Here are some more misuses that grate (not "great") on my nerves:

"I'll try to take another tact." It's take another tack--a sailing term.

"That ought to fit the bill." No...but it will fill the bill.

"She told a bold-faced lie." Nope. It's bald-faced.

And, finally, one of my favorite peeves: "I'll have some nice ice tea." Tea made of ice would be pretty bland, I should think. How about some iced tea?

Don't get me started on "whip cream!" ;-)

Pat O'Dea Rosen said...

I'm so glad you found your way here--and hope my post reminded you of similar wordathons with your girls.
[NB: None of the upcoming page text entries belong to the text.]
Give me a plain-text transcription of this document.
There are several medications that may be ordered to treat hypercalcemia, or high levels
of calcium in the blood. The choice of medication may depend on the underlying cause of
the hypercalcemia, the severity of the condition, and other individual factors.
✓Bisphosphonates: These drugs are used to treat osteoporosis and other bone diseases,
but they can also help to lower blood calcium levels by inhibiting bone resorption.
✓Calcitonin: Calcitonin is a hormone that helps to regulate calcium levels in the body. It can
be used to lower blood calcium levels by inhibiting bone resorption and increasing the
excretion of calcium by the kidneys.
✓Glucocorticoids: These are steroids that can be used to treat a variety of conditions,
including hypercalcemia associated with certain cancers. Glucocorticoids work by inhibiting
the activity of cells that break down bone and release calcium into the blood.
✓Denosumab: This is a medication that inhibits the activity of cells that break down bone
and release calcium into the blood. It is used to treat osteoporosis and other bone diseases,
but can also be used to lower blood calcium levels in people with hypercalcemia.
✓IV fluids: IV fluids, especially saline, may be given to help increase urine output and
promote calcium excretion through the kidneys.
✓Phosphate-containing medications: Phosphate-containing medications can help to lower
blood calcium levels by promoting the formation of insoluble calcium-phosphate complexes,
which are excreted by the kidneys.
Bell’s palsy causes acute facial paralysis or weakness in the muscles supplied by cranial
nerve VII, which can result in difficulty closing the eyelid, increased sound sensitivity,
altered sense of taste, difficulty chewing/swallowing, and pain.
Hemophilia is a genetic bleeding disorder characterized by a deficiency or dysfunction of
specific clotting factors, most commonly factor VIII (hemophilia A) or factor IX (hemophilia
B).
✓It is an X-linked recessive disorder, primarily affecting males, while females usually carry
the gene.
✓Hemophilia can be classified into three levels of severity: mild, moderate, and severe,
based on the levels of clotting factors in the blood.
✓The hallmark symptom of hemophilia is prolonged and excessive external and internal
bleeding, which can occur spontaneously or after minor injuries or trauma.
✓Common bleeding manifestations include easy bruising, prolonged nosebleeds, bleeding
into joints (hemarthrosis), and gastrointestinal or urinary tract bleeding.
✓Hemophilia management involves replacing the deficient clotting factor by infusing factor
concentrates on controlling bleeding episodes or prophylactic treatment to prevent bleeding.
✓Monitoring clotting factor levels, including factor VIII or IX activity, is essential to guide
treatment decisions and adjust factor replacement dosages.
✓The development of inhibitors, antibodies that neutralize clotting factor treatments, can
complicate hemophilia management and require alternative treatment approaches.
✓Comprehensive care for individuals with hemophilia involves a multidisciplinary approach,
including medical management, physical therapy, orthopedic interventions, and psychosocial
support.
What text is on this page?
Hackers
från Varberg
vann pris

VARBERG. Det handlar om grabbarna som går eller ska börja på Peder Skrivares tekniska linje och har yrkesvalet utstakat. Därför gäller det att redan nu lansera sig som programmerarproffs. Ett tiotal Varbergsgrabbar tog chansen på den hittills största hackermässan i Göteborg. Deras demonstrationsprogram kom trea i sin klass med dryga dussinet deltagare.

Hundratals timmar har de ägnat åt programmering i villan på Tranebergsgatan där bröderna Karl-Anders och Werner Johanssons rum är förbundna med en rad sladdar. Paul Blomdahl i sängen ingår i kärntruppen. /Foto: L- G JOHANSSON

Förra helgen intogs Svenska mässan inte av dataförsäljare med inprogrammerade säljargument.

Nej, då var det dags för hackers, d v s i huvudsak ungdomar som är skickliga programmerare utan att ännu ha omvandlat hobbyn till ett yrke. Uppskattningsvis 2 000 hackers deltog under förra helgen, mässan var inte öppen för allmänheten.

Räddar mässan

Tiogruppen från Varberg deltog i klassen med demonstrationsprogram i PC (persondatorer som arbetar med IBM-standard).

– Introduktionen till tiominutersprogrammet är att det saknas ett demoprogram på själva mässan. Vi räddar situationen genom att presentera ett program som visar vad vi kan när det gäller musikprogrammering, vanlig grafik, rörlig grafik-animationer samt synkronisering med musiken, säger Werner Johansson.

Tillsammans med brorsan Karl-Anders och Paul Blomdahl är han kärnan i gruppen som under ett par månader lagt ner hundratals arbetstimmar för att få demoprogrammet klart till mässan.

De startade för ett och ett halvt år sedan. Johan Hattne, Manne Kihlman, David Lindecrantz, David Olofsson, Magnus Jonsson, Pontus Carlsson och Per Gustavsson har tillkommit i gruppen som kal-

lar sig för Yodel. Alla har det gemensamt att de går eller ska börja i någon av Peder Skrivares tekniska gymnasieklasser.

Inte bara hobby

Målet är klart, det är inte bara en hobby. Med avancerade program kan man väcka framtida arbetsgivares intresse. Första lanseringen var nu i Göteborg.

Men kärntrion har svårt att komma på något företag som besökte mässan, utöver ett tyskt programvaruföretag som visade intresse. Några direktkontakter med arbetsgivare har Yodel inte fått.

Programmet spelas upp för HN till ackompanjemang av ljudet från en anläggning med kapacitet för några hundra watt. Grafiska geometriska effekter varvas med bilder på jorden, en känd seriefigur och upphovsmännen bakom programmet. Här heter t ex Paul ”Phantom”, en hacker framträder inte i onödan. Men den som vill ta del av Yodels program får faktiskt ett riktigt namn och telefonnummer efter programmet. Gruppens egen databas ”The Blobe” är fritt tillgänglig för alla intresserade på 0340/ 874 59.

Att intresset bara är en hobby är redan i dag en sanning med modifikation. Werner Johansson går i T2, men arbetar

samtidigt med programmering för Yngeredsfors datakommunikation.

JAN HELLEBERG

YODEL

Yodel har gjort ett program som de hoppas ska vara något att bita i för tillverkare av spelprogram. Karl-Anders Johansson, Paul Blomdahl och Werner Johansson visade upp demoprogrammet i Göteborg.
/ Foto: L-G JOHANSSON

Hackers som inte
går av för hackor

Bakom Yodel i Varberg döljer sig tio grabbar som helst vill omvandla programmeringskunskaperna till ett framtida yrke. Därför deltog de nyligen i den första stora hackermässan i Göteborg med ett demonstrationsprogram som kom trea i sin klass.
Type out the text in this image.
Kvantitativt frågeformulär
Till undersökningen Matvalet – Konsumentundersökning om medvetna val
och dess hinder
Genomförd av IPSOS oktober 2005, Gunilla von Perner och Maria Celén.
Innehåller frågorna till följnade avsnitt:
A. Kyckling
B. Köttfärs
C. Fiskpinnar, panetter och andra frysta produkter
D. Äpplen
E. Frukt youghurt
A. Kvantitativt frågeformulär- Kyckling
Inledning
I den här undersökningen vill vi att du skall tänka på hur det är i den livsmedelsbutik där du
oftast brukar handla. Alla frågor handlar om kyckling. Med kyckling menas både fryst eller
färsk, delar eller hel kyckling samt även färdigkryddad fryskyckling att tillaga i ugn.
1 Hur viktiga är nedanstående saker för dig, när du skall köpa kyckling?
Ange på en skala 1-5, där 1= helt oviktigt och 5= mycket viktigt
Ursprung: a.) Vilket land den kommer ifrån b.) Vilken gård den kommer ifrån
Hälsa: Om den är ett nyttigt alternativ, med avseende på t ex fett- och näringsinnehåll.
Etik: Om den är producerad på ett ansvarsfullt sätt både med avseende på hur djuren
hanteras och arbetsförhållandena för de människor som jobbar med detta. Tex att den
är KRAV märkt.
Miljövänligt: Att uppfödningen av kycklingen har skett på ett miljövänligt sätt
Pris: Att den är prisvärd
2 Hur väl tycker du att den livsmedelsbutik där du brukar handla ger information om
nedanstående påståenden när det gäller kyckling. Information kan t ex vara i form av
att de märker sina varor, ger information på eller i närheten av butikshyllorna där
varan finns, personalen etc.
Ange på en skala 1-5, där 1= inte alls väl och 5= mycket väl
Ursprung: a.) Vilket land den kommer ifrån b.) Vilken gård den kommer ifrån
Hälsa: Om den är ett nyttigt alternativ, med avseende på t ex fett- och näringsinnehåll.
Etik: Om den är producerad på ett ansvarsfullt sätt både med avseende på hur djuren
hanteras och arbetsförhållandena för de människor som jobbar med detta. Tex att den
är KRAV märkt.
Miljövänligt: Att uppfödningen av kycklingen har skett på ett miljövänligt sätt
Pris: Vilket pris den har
Hate to tell you this, but while bald-faced lie is preferred, bold-faced is an acceptable variant. Many years ago, I got into an argument with a co-worker over this and had to eat crow when she proved bold-faced IS in the dictionary.

I'm with you in finding ice tea and whip cream incomprehensible.

Are you sitting down? I'm pretty sure I've said, "fill the bill." I KNOW it's fit, but my tongue anticipates the ll of bill and glides past the t.

Thanks so much for stopping by.

Coleen Patrick said...

Your word conversations sound like the ones my son and I get into in the car!
I also liked that phrases to purge post too.
Oh and we lived in Memphis for a year and a half, our apartment was blocks from one of the Corky's restaurants. Oh the smells...

Pat O'Dea Rosen said...

Hi, Coleen,
I, too, love the smell of barbecue.

So your son's a word wonk? Apples don't fall far from the tree, do they?